Semangat perjuangan rakyat Maluku melawan penjajahan tidak pernah luntur oleh waktu, dan perhelatan Festival Pattimura di kota Ambon dan Saparua menjadi wadah utama untuk mengobarkan kembali jiwa patriotisme generasi muda melalui rangkaian acara budaya yang sangat heroik dan menyentuh perasaan. Puncak acara yang paling dinantikan adalah lari obor estafet dari gunung menuju kota yang melambangkan semangat yang tak kunjung padam, diikuti oleh ribuan pemuda yang berlari dengan penuh semangat di bawah sorotan lampu jalanan yang meriah dan sorak-sorai masyarakat yang memenuhi sepanjang jalur lintasan. Festival ini bukan sekadar seremoni peringatan hari kematian Thomas Matulessy, melainkan pesta rakyat yang merayakan kemerdekaan dan jati diri orang Maluku sebagai bangsa pelaut yang tangguh, berani, dan sangat menjunjung tinggi kehormatan tanah air dari segala bentuk ancaman penindasan yang mungkin timbul di masa depan yang penuh dengan tantangan persaingan hidup.
Penyelenggaraan Festival Pattimura selalu melibatkan berbagai komunitas seni yang menampilkan tarian perang “Cakalele” yang sangat bertenaga, di mana para penari dengan parang dan salawaku bergerak secara dinamis mengikuti irama tabuhan tifa yang menggelegar di seluruh penjuru lapangan upacara yang penuh dengan massa. Setiap gerakan dalam tarian tersebut memiliki makna filosofis tentang kesiapan mental dan fisik dalam menghadapi tantangan hidup, sekaligus sebagai bentuk penghormatan bagi para pahlawan yang telah mengorbankan nyawa demi kebebasan Maluku dari cengkeraman kolonialisme yang menyengsarakan rakyat selama berabad-abad.

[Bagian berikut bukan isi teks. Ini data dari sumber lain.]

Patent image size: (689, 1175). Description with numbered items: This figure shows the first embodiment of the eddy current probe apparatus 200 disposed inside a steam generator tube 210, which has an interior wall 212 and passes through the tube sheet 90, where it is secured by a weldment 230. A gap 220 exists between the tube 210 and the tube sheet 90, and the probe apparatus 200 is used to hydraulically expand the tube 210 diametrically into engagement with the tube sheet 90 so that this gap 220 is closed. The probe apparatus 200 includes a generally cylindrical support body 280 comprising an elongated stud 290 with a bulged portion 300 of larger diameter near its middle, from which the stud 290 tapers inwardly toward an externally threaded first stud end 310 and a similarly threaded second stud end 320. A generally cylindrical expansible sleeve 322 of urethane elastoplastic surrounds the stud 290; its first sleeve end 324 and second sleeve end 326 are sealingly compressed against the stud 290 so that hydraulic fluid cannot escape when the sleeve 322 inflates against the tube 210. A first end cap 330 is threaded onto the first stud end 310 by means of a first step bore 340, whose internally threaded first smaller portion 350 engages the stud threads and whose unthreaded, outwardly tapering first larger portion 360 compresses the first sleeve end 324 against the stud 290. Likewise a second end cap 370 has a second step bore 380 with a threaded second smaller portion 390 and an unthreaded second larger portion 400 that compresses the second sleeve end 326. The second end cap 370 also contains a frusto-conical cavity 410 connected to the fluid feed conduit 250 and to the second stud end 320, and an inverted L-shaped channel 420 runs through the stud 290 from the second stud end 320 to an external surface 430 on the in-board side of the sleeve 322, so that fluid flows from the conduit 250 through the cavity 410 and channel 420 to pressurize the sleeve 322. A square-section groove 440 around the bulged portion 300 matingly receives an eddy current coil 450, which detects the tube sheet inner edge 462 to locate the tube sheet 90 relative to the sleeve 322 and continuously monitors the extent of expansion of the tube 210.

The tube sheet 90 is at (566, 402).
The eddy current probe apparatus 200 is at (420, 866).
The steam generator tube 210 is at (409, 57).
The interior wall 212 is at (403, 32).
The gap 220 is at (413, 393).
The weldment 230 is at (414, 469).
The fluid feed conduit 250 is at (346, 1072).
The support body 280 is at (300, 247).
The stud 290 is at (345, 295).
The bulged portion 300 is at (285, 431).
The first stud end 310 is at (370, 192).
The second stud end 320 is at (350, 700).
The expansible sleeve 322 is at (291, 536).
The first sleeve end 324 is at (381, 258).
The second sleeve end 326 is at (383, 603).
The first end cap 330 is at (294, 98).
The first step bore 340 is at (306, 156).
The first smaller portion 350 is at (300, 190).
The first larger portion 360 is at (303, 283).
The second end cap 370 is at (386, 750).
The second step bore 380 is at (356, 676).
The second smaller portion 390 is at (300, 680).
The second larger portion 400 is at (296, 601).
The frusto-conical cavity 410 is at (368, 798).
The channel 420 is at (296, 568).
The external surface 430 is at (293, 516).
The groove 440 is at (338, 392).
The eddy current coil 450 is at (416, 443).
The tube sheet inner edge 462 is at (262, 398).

Melalui festival ini, kearifan lokal seperti budaya “Pela Gandong” atau persaudaraan sejati antarnegeri yang berbeda agama diperlihatkan kepada dunia sebagai modal sosial yang sangat kuat untuk menjaga kedamaian di bumi Maluku yang sangat indah dan kaya akan hasil rempah-rempah yang sejak dulu menjadi incaran bangsa-bangsa besar di dunia internasional. Pemerintah provinsi Maluku sangat konsisten dalam mengemas festival ini agar tetap relevan dengan selera generasi milenial, menyisipkan konser musik modern dan pameran ekonomi kreatif yang menonjolkan potensi anak muda lokal dalam berbagai bidang seni dan teknologi informasi yang sedang berkembang pesat saat ini.
Dampak dari Festival Pattimura bagi sektor pariwisata daerah sangat signifikan, di mana tingkat kunjungan wisatawan domestik dan mancanegara ke Pulau Saparua dan Kota Ambon mengalami peningkatan tajam, memberikan napas segar bagi sektor perhotelan, penginapan, dan jasa transportasi lokal yang sangat membutuhkan dukungan ekonomi secara berkelanjutan. Para pengrajin souvenir yang memproduksi kerajinan tangan dari kulit kerang, besi putih, dan kain tenun khas Maluku juga mendapatkan panggung promosi yang sangat luas untuk memasarkan produk unggulan mereka ke pasar nasional yang lebih luas dan kompetitif secara global. Selain itu, festival ini menjadi ajang promosi bagi keindahan bawah laut Maluku yang sangat luar biasa, mengundang para penyelam dunia untuk datang dan merasakan sensasi menyelam di perairan yang jernih dan penuh dengan keanekaragaman hayati yang sangat melimpah dan tidak ditemukan di tempat lain di seluruh jagat raya yang luas ini. Keberhasilan dalam mengelola arus wisatawan ini menunjukkan bahwa Maluku siap menjadi destinasi wisata sejarah dan budaya kelas dunia yang memberikan pengalaman berkesan bagi siapa pun yang datang dengan hati yang terbuka dan penuh dengan rasa ingin tahu terhadap kejayaan masa lalu daerah penghasil rempah terbesar di dunia ini sejak dahulu kala.